Restaurant Equipment Financing
Restaurant owners usually have a lot of equipment and fit-out costs to cover. Establishing both a commercial kitchen and dining area is a significant investment, and equipment finance can help restaurant owners spread the cost, freeing up working capital for the day-to-day running costs of a restaurant.
It is generally regarded that commercial restaurant and cooking equipment has a medium-term lifespan. Some restaurant owners prefer not to have the burden of equipment on them, this can be particularly beneficial if something goes wrong, so they prefer to lease kitchen equipment. That being said, there are plenty of routes you can go down to ultimately own kitchen equipment by the end of your loan agreement if you have a long-term project.
You can apply for either an equipment loan or an unsecured loan for the fit-out costs of your dining area. Something to watch out for is that most equipment loans come with a fixed repayment schedule so if, like many restaurants, your revenue varies from month to month it may prove beneficial to see if you could tie your repayment schedule to your anticipated income. Paying more in months you anticipate being busier.
Point-of-sale software, booking systems, and IT infrastructure can either be purchased outright with an equipment loan or managed via an operating lease.
Equipment Loan Calculator
A common concern for business owners before taking business equipment loans is understanding the repayment schedule. As always you mustn’t borrow more than you can afford to repay, so feel free to use our very own equipment loan calculator to see how your repayment schedule could look:
Equipment Financing – Final Considerations and Caution
As long as the lender believes your business can service the debt, a lender will allow you to borrow any amount that is required to purchase the equipment you desire as the lender will generally use the equipment as security. Borrowing via small business equipment loans is generally at a lower interest rate than unsecured small business loans and proves easier to access for new businesses.
Small business equipment financing can also be pretty easy and quick to access as well – in some cases you may be able to receive funding in just a matter of days.

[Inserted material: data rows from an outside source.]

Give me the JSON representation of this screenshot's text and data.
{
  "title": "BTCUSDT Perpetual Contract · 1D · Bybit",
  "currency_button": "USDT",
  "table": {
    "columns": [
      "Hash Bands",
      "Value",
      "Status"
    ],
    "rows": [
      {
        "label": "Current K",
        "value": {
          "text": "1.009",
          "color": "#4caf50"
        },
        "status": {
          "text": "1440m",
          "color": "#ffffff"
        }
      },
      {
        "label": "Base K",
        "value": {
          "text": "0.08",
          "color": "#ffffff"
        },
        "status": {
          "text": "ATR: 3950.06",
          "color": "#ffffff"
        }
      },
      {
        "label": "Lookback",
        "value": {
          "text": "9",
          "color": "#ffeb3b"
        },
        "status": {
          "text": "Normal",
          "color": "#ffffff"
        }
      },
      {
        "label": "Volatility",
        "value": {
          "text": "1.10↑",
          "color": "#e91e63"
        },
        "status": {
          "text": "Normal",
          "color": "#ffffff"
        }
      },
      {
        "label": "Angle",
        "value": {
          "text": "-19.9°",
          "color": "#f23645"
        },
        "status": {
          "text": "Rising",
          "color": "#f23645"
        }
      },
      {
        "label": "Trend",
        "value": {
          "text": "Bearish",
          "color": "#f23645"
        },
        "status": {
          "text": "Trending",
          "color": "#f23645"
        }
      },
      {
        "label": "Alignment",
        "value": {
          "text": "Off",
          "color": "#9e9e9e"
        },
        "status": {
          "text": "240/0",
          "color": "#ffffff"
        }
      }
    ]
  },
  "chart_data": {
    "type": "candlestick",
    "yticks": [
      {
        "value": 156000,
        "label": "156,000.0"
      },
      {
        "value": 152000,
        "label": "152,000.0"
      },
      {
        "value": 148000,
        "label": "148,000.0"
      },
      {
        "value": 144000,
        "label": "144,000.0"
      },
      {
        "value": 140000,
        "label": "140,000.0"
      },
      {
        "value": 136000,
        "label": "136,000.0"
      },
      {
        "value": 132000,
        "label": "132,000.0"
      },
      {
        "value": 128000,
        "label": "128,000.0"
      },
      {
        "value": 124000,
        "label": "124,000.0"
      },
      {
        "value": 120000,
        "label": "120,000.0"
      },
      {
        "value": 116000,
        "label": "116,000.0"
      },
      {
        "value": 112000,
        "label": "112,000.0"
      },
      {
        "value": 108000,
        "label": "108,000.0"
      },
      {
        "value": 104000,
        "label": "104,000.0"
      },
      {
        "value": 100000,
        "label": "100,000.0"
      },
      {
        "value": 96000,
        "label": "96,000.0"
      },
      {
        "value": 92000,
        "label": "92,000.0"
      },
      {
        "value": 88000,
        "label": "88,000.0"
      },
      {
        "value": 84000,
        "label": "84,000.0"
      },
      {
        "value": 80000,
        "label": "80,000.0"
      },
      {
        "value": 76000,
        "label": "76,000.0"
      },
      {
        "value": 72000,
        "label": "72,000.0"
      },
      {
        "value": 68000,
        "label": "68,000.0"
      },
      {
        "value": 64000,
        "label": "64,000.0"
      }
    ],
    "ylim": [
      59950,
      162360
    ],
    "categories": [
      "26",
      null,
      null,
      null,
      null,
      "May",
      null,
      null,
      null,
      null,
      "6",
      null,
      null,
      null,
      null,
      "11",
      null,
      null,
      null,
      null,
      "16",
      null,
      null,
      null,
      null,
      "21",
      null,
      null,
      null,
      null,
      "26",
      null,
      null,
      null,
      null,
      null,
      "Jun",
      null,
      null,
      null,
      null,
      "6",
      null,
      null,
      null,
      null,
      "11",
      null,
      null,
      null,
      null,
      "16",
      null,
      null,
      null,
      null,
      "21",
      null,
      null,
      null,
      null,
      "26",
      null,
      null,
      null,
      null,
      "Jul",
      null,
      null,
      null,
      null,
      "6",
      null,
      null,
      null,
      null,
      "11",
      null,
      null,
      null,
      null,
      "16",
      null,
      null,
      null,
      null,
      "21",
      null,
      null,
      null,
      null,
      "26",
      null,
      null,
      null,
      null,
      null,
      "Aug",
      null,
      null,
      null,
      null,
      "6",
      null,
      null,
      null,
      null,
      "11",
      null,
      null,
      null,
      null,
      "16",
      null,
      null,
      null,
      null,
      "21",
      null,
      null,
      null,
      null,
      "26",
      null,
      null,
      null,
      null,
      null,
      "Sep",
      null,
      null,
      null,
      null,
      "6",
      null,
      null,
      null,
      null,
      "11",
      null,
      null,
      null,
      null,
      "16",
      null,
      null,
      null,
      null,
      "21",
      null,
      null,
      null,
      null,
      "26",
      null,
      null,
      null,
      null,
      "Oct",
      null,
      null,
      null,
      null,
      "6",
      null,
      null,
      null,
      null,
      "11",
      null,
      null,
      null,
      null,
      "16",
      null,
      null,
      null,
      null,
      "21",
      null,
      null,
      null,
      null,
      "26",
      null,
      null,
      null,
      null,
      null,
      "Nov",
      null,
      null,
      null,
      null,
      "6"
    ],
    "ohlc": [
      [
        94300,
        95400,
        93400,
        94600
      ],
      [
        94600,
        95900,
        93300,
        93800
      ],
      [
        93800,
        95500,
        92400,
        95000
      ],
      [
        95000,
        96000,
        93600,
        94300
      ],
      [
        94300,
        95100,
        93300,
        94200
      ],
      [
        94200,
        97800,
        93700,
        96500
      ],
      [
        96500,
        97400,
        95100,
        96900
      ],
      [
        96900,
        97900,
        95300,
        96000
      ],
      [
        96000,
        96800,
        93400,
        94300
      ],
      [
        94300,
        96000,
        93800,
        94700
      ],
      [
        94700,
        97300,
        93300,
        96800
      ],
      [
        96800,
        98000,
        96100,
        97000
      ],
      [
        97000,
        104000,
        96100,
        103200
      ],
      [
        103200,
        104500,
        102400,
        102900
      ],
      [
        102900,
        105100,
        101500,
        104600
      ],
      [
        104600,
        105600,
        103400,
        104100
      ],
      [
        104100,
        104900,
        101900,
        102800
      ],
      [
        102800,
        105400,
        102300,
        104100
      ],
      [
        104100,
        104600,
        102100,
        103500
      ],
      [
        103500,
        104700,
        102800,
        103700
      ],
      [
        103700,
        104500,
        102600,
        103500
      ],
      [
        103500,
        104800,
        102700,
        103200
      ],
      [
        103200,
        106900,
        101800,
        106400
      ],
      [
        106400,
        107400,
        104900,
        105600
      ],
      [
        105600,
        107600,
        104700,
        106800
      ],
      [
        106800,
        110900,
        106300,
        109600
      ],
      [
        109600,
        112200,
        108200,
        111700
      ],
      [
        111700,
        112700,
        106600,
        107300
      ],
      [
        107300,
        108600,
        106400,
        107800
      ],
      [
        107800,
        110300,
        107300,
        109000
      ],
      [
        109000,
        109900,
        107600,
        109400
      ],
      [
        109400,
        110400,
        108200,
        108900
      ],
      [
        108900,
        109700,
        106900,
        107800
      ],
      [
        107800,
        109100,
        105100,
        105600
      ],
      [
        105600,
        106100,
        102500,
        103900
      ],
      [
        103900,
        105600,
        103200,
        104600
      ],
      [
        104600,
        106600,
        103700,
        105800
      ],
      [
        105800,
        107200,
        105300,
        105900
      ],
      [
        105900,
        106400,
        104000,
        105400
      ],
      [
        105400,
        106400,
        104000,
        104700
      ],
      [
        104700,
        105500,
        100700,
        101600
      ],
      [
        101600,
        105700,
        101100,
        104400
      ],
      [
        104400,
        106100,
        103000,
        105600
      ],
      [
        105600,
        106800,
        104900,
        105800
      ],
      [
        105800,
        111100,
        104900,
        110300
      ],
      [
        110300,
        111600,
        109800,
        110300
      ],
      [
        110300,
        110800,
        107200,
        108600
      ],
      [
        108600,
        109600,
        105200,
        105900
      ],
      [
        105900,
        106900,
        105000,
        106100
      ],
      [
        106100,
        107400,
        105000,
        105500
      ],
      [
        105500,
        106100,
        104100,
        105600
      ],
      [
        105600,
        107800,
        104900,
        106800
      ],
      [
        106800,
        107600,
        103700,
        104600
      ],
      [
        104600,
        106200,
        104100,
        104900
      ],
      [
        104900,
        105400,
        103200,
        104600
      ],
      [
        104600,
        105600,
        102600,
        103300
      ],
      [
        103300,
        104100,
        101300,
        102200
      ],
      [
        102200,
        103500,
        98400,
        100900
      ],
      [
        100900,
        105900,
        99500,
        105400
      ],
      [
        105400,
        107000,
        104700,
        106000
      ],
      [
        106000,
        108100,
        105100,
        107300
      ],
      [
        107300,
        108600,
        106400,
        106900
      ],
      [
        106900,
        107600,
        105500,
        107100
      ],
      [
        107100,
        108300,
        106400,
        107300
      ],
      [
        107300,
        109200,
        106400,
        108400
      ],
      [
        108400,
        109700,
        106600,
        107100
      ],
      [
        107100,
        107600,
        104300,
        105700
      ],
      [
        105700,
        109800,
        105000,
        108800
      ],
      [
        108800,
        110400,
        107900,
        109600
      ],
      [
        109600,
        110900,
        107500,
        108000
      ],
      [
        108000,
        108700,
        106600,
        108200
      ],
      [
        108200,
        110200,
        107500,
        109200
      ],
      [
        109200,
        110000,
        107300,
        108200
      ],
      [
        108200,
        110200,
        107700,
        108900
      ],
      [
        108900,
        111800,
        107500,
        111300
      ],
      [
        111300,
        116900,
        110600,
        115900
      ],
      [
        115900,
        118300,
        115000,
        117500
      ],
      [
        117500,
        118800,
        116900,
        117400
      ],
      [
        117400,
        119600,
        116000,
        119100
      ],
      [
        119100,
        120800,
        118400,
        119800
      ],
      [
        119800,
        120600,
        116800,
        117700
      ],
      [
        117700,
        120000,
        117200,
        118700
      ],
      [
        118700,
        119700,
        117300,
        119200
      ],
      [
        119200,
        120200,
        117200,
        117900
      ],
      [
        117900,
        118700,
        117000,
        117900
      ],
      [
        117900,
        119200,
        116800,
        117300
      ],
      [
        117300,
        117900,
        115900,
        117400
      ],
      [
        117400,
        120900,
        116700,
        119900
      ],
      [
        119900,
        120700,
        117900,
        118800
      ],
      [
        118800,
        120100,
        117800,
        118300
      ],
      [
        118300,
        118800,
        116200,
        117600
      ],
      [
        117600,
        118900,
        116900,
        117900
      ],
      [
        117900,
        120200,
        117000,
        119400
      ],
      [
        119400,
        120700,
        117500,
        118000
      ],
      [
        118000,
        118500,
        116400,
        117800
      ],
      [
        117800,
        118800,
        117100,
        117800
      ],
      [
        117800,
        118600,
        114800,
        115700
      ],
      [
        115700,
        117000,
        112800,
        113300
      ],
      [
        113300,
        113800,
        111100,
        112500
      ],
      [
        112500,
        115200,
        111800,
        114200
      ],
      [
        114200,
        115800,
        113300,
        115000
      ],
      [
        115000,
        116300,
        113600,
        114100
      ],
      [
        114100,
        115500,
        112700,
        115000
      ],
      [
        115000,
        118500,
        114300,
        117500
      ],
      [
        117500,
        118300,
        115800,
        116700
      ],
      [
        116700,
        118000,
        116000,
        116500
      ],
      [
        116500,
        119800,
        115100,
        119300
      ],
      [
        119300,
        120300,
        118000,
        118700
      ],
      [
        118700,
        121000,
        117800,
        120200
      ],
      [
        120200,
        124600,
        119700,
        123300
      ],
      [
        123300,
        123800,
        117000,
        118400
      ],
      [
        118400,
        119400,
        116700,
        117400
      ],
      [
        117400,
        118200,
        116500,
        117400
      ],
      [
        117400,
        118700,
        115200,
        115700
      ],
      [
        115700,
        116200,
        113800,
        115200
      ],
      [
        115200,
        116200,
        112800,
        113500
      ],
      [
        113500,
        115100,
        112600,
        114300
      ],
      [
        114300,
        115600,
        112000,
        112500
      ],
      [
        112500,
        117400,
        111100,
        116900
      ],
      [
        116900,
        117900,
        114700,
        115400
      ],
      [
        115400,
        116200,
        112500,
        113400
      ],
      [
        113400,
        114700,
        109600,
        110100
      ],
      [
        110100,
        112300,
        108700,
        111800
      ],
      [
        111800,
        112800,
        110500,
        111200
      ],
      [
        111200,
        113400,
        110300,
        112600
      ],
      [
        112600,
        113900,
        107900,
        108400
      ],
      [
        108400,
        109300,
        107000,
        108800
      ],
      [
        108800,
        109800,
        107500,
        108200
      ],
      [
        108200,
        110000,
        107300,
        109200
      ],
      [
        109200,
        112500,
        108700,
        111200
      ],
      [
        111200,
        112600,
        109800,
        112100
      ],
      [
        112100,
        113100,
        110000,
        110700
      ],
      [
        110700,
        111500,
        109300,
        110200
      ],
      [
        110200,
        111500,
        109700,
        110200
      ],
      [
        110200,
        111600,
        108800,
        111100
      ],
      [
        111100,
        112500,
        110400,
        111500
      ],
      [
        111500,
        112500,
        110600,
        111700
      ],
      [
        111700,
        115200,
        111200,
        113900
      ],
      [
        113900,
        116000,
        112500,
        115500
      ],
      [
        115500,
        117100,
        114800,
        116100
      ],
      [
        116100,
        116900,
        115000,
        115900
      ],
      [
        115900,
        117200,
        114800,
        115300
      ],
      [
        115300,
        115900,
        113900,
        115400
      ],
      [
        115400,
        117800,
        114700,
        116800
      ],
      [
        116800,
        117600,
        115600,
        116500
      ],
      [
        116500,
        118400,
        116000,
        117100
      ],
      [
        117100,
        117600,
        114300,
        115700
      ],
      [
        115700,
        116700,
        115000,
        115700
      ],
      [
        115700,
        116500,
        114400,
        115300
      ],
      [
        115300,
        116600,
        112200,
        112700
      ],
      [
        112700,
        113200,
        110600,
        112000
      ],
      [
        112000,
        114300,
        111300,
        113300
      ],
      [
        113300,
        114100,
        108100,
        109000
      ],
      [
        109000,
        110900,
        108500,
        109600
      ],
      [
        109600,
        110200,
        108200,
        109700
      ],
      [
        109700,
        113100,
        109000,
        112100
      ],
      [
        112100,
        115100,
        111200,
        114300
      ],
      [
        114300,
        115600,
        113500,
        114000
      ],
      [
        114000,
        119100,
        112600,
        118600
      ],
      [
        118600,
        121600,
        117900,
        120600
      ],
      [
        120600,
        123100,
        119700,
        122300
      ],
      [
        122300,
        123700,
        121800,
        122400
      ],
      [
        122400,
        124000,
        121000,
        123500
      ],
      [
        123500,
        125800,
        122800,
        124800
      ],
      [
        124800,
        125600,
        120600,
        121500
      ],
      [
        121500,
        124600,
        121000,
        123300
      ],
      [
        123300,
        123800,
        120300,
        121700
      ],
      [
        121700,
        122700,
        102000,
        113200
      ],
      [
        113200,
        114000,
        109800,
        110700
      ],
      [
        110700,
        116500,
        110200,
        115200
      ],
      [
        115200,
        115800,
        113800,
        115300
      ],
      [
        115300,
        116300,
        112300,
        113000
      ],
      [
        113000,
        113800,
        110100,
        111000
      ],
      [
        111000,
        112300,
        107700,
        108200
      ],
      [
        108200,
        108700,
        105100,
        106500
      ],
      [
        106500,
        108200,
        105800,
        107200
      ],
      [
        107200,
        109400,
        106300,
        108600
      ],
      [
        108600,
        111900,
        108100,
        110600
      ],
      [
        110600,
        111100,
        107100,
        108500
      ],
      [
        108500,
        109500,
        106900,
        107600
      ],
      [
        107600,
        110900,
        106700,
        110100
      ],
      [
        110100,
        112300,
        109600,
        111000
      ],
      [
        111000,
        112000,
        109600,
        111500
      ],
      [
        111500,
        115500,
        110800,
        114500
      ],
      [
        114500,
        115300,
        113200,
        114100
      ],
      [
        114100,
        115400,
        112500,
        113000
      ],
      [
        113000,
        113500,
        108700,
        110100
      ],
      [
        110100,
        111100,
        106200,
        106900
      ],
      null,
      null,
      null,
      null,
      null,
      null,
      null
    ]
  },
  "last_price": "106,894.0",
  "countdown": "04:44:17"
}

However, at this point though you must consider if the finances make sense for your business. Do the benefits of having the equipment now outweigh the costs of taking an equipment loan? Or would you be better to build your cash reserves until you can buy the equipment you need outright?
Business owners will also want to consider how important it is to own the equipment outright themselves and if there is any chance that the equipment could quickly become obsolete or outdated. If your business changes how it does things regularly or you’re in an industry that is constantly being disrupted with new technologies then this could be particularly relevant.
It’s important to remember that if you miss out on equipment loan payments, the percentage of interest accrued over the lifetime of the equipment loan will increase. You will also be unable to change or sell the equipment until you have fully repaid your equipment loan. Essentially, there is no right or wrong decision but if you’re buying the right equipment and doing everything else correctly as a business then the benefits of the right piece of equipment should bring in more than the repayment costs on an equipment financing loan.